Kosten bereits in Vorstudie

Mit ihrem Vorstoss rennt die GFL/EVP-Fraktion offene Türen ein, wie aus der Antwort des Gemeinderats hervorgeht. Bei den «bauenden» Abteilungen Hochbau Stadt Bern (HSB) und Immobilien Stadt Bern (ISB) nähmen die Kostensteuerung und Kostenüberwachung bereits eine «sehr zentrale» Rolle ein, betont der Gemeinderat.

Erste Kostenbetrachtungen fänden bereits in den Vorstudien statt. Es wird abgeschätzt, was es kostet, ein Gebäude zu erstellen und zu betreiben.
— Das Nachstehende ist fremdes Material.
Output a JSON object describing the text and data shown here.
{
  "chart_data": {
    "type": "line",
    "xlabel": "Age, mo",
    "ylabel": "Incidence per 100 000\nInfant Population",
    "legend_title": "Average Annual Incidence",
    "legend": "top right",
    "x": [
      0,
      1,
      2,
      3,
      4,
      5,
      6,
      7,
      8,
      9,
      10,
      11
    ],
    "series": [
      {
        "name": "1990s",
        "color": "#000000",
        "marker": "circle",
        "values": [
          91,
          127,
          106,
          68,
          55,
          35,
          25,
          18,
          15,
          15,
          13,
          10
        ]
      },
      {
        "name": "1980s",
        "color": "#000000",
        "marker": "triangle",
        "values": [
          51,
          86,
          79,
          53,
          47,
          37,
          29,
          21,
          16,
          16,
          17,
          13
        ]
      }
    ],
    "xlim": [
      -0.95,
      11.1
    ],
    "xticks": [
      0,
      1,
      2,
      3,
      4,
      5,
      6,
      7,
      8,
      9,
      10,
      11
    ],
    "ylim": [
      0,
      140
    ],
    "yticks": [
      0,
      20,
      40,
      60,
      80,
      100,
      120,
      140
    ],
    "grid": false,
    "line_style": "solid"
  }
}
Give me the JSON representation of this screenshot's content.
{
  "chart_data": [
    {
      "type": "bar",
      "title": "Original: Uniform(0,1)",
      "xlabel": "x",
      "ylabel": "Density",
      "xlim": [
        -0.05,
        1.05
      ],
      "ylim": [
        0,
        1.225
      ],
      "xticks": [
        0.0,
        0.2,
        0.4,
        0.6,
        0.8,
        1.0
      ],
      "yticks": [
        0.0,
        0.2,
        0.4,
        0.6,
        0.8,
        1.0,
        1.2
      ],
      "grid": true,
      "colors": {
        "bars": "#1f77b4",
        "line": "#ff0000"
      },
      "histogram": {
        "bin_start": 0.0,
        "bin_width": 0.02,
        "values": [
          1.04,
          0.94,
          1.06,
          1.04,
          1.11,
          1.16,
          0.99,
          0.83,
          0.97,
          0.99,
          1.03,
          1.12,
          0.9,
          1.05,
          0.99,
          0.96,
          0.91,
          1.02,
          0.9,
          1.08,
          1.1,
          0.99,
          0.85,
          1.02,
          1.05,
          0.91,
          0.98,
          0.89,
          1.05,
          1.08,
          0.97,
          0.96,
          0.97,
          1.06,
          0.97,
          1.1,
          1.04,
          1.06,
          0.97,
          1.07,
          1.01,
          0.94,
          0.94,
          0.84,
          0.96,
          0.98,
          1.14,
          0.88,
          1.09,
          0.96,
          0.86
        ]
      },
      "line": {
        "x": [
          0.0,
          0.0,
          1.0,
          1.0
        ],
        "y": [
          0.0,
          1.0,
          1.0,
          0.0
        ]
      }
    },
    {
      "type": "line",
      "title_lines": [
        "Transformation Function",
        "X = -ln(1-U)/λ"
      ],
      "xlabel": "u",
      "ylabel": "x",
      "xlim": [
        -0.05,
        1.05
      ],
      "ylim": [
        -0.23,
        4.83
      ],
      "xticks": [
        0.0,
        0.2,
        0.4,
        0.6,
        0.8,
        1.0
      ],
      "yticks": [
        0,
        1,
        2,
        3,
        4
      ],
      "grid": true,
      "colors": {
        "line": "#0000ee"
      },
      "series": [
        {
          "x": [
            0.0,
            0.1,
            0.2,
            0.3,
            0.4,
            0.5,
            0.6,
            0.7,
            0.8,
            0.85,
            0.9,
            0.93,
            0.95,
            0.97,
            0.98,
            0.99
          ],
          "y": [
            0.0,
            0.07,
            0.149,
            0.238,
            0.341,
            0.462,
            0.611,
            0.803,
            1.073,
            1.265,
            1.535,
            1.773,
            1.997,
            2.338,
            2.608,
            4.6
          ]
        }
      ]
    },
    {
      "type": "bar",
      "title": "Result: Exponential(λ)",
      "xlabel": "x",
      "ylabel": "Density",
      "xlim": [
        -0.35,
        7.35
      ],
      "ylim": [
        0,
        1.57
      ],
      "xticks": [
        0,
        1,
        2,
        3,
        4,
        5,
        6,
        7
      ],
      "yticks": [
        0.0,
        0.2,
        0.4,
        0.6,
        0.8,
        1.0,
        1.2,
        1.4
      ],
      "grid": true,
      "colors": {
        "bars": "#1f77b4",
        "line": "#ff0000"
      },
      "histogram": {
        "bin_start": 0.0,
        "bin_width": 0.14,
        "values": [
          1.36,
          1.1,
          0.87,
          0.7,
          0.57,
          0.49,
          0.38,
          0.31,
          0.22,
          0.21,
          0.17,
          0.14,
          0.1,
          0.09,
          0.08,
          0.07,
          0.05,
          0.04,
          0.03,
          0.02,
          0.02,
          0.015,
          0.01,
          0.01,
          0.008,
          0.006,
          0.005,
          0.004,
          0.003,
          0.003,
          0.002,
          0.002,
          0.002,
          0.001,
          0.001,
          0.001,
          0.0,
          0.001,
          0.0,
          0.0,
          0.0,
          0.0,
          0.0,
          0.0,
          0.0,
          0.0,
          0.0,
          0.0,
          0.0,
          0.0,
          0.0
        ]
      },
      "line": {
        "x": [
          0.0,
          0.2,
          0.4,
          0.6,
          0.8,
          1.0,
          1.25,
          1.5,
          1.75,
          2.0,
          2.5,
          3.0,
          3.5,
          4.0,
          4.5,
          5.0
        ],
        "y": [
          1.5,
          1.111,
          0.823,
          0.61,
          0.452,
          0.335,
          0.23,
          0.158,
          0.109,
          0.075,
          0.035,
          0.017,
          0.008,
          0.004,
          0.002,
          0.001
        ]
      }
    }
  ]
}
Findet ein Wettbewerb statt, wird in der Ausschreibung die ungefähre Kostenerwartung vorgegeben. «Allerdings sollen die Kosten zu diesem Zeitpunkt kein Ausschlussgrund für ein Projekt sein», führt Stadtbaumeister Thomas Pfluger aus.

Es sei beispielsweise möglich, dass die Baukosten höher seien als die Vorgabe, ein Projekt aber längerfristig finanziell dennoch interessant sei. «Es kann sein, dass jemand eine clevere Idee hat, wie ein Gebäude günstiger betrieben werden kann.» Die Betriebskosten belasten die Stadtkasse mit 75 bis 80 Prozent deutlich mehr als die Investitionskosten. Der Baukredit entspreche ausserdem nicht den tatsächlichen Baukosten, differenziert Pfluger anhand des Beispiels Kirchenfeld.

Reserven eingerechnet

«Beim Kredit ist in der Regel eine Reserve von 10 Prozent eingerechnet.» Damit soll vermieden werden, dass beim Stadtrat während des Baus ein Nachkredit geholt werden muss, sollte etwas Unvorhersehbares auftauchen. Überraschungen könne es immer geben, wie zum Beispiel beim Bau der Kunstrasenfelder auf der Allmend, als ein altes Schwimmbecken gefunden wurde.

Die zu erwartenden Anlagekosten lägen beim Kirchenfeldschulhaus bei 42,4 Millionen Franken, sagt Pfluger. «Über alle Projekte gesehen, ist eine Überschreitung der Anlagekosten die Ausnahme.»